Lo stesso accade per gli pneumatici, che seguono i trend del mercato moto con sfide sempre più ampie in termini di... allungamento della coperta. Se per una gomma puramente stradale è "sufficiente" avere grip, essere dinamicamente godibile, consumarsi in chilometraggi accettabili e dare un feeling di controllo, per quelle destinate alle Adventure bisogna pure aggiungere qualità fuoristradistiche, seppure non da pneumatico specifico. Una sfida che ogni costruttore ha affrontato e risolto a proprio modo ma che certamente non è facile nè immediatamente percepibile dall'utente nella sua complessità. Anche qui si parla di poliedricità d'uso e il concetto è ribadito per l'ennesima volta anche nella - doppia - prova che vi proponiamo in questo video, quella delle Eurogrip Trailhound Wild e delle Eurogrip Bee Wild, gomme destinate all'uso stradale ma con una attitudine anche al fuoristrada leggero o non impegnativo: per quello esistono pneumatici specifici che sacrificano le doti stradali e enfatizzano quelle dirt.

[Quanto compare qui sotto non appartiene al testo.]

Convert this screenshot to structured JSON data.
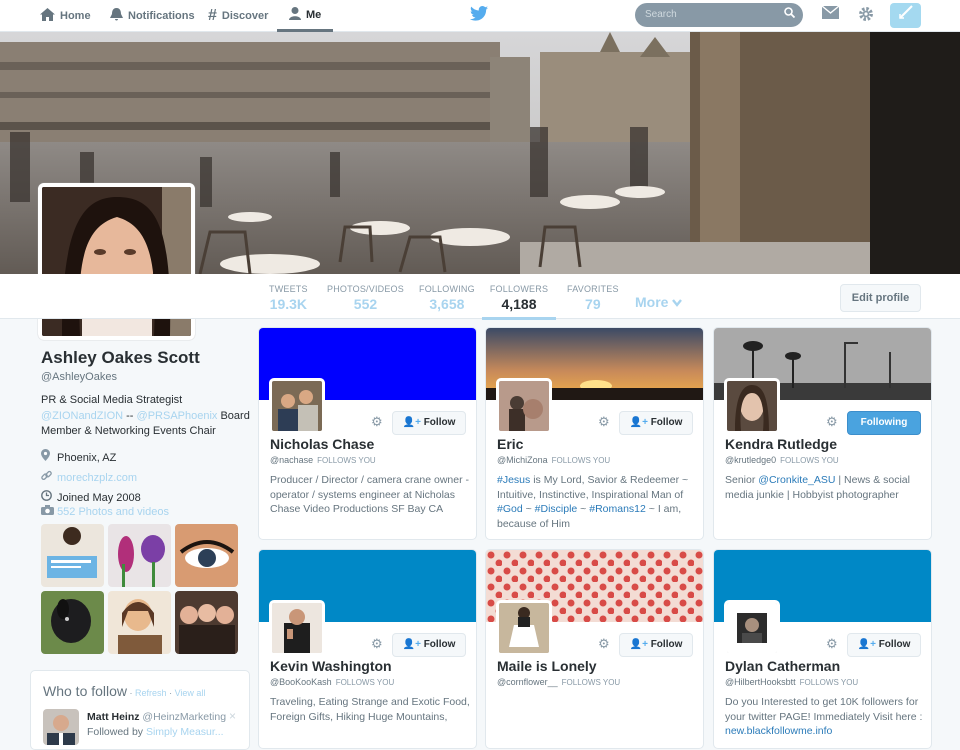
{
  "nav": {
    "home": "Home",
    "notifications": "Notifications",
    "discover": "Discover",
    "me": "Me"
  },
  "search": {
    "placeholder": "Search"
  },
  "stats": [
    {
      "label": "TWEETS",
      "value": "19.3K"
    },
    {
      "label": "PHOTOS/VIDEOS",
      "value": "552"
    },
    {
      "label": "FOLLOWING",
      "value": "3,658"
    },
    {
      "label": "FOLLOWERS",
      "value": "4,188"
    },
    {
      "label": "FAVORITES",
      "value": "79"
    }
  ],
  "more_label": "More",
  "edit_profile": "Edit profile",
  "profile": {
    "name": "Ashley Oakes Scott",
    "handle": "@AshleyOakes",
    "bio_1": "PR & Social Media Strategist",
    "bio_link1": "@ZIONandZION",
    "bio_sep": " -- ",
    "bio_link2": "@PRSAPhoenix",
    "bio_2": " Board Member & Networking Events Chair",
    "location": "Phoenix, AZ",
    "website": "morechzplz.com",
    "joined": "Joined May 2008",
    "photos_label": "552 Photos and videos"
  },
  "who_to_follow": {
    "title": "Who to follow",
    "refresh": "Refresh",
    "view_all": "View all",
    "sep": " · ",
    "user_name": "Matt Heinz",
    "user_handle": "@HeinzMarketing",
    "followed_by": "Followed by",
    "followed_by_name": "Simply Measur..."
  },
  "follows_you": "FOLLOWS YOU",
  "cards": [
    {
      "name": "Nicholas Chase",
      "handle": "@nachase",
      "follows_you": true,
      "button": "Follow",
      "bio": "Producer / Director / camera crane owner - operator / systems engineer at Nicholas Chase Video Productions SF Bay CA"
    },
    {
      "name": "Eric",
      "handle": "@MichiZona",
      "follows_you": true,
      "button": "Follow",
      "bio_parts": [
        "#Jesus",
        " is My Lord, Savior & Redeemer ~ Intuitive, Instinctive, Inspirational Man of ",
        "#God",
        " ~ ",
        "#Disciple",
        " ~ ",
        "#Romans12",
        " ~ I am, because of Him"
      ]
    },
    {
      "name": "Kendra Rutledge",
      "handle": "@krutledge0",
      "follows_you": true,
      "button": "Following",
      "bio_parts": [
        "Senior ",
        "@Cronkite_ASU",
        " | News & social media junkie | Hobbyist photographer"
      ]
    },
    {
      "name": "Kevin Washington",
      "handle": "@BooKooKash",
      "follows_you": true,
      "button": "Follow",
      "bio": "Traveling, Eating Strange and Exotic Food, Foreign Gifts, Hiking Huge Mountains,"
    },
    {
      "name": "Maile is Lonely",
      "handle": "@cornflower__",
      "follows_you": true,
      "button": "Follow",
      "bio": ""
    },
    {
      "name": "Dylan Catherman",
      "handle": "@HilbertHooksbtt",
      "follows_you": true,
      "button": "Follow",
      "bio_parts": [
        "Do you Interested to get 10K followers for your twitter PAGE! Immediately Visit here : ",
        "new.blackfollowme.info"
      ]
    }
  ],
  "colors": {
    "accent": "#55acee",
    "link": "#a8d4ef",
    "blue_banner": "#0000ff",
    "teal_banner": "#0088c6"
  }
}
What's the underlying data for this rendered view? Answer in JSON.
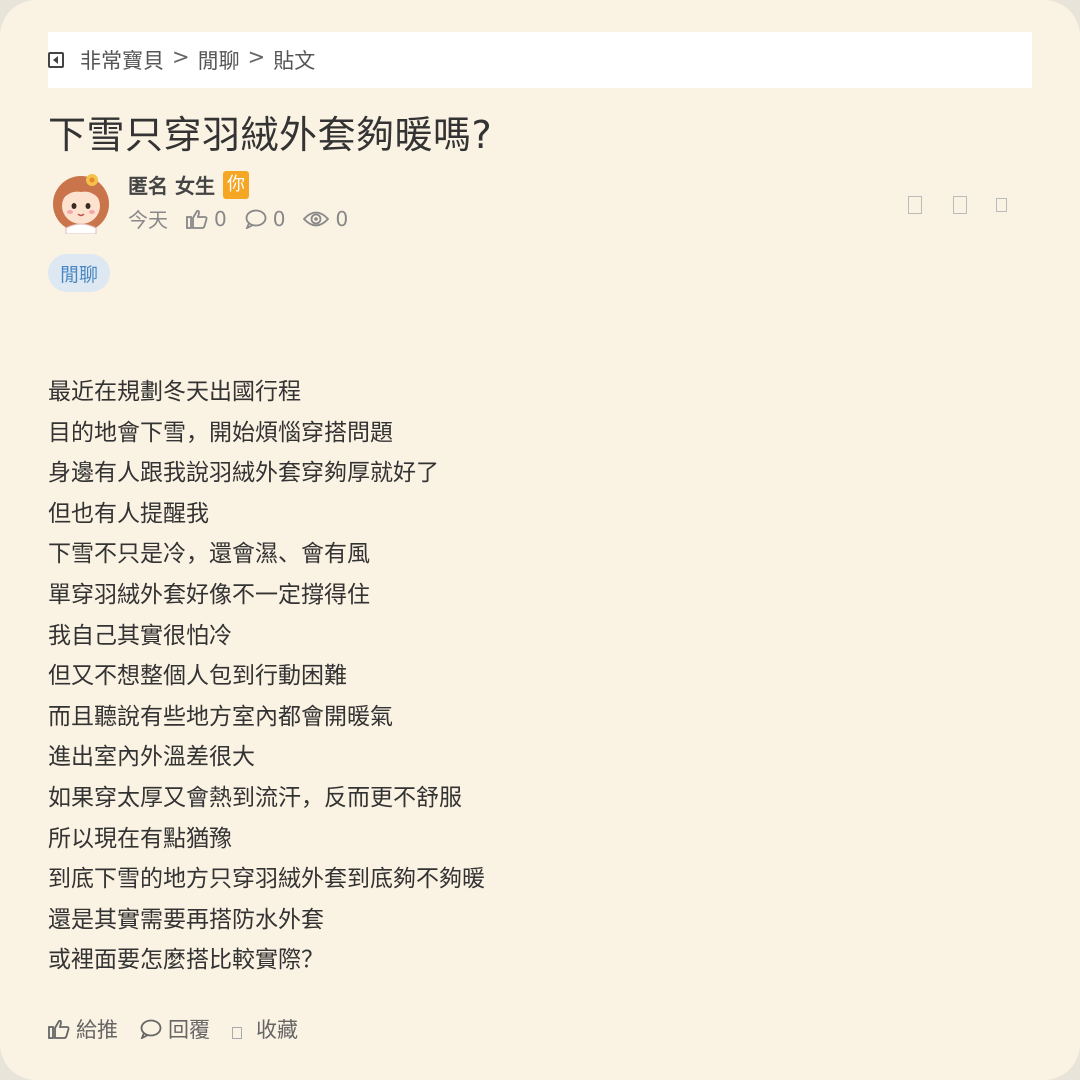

Abbiamo deciso di presentarvele in un unico video per capire in un doppio test quanto è valida la promessa di versatilità di questo genere di gomme e anche per provare dei prodotti per i quali Eurogrip - parte della famiglia TVS ma con sede in Italia dove gli pneumatici vengono progettati - non fa certo mistero di puntare sul rapporto qualità/prezzo come leva di marketing.
Le Trailhound Wild sono gli pneumatici pensati per le Adventure stradali. Fanno parte della stessa famiglia degli Trailhound SCR e Trailhound STR, dei quali rappresentano la versione "Wild" ovvero con maggiori attitudini fuoristradistiche. Viene dichiarato un rapporto strada/off pari a 70/30 e presentano una struttura radiale con cintura a 0°, profilo multiraggio e posizionamento dei tasselli studiato per avere trazione sui fondi malmessi e grip su asfalto, oltre che una capapacità di evacuazione dell'acqua ottimale. Il posteriore è bimescola - più morbida sui lati del battistrada per maggiore grip in piega e più consistente al centro per superiore durata complessiva e resistenza sui fondi sterrati - su alcuni modelli selezionati, con un dichiarato bilanciamento di silice (componente idrofilo che esalta tra le altre cose il grip sul bagnato) e carbon black.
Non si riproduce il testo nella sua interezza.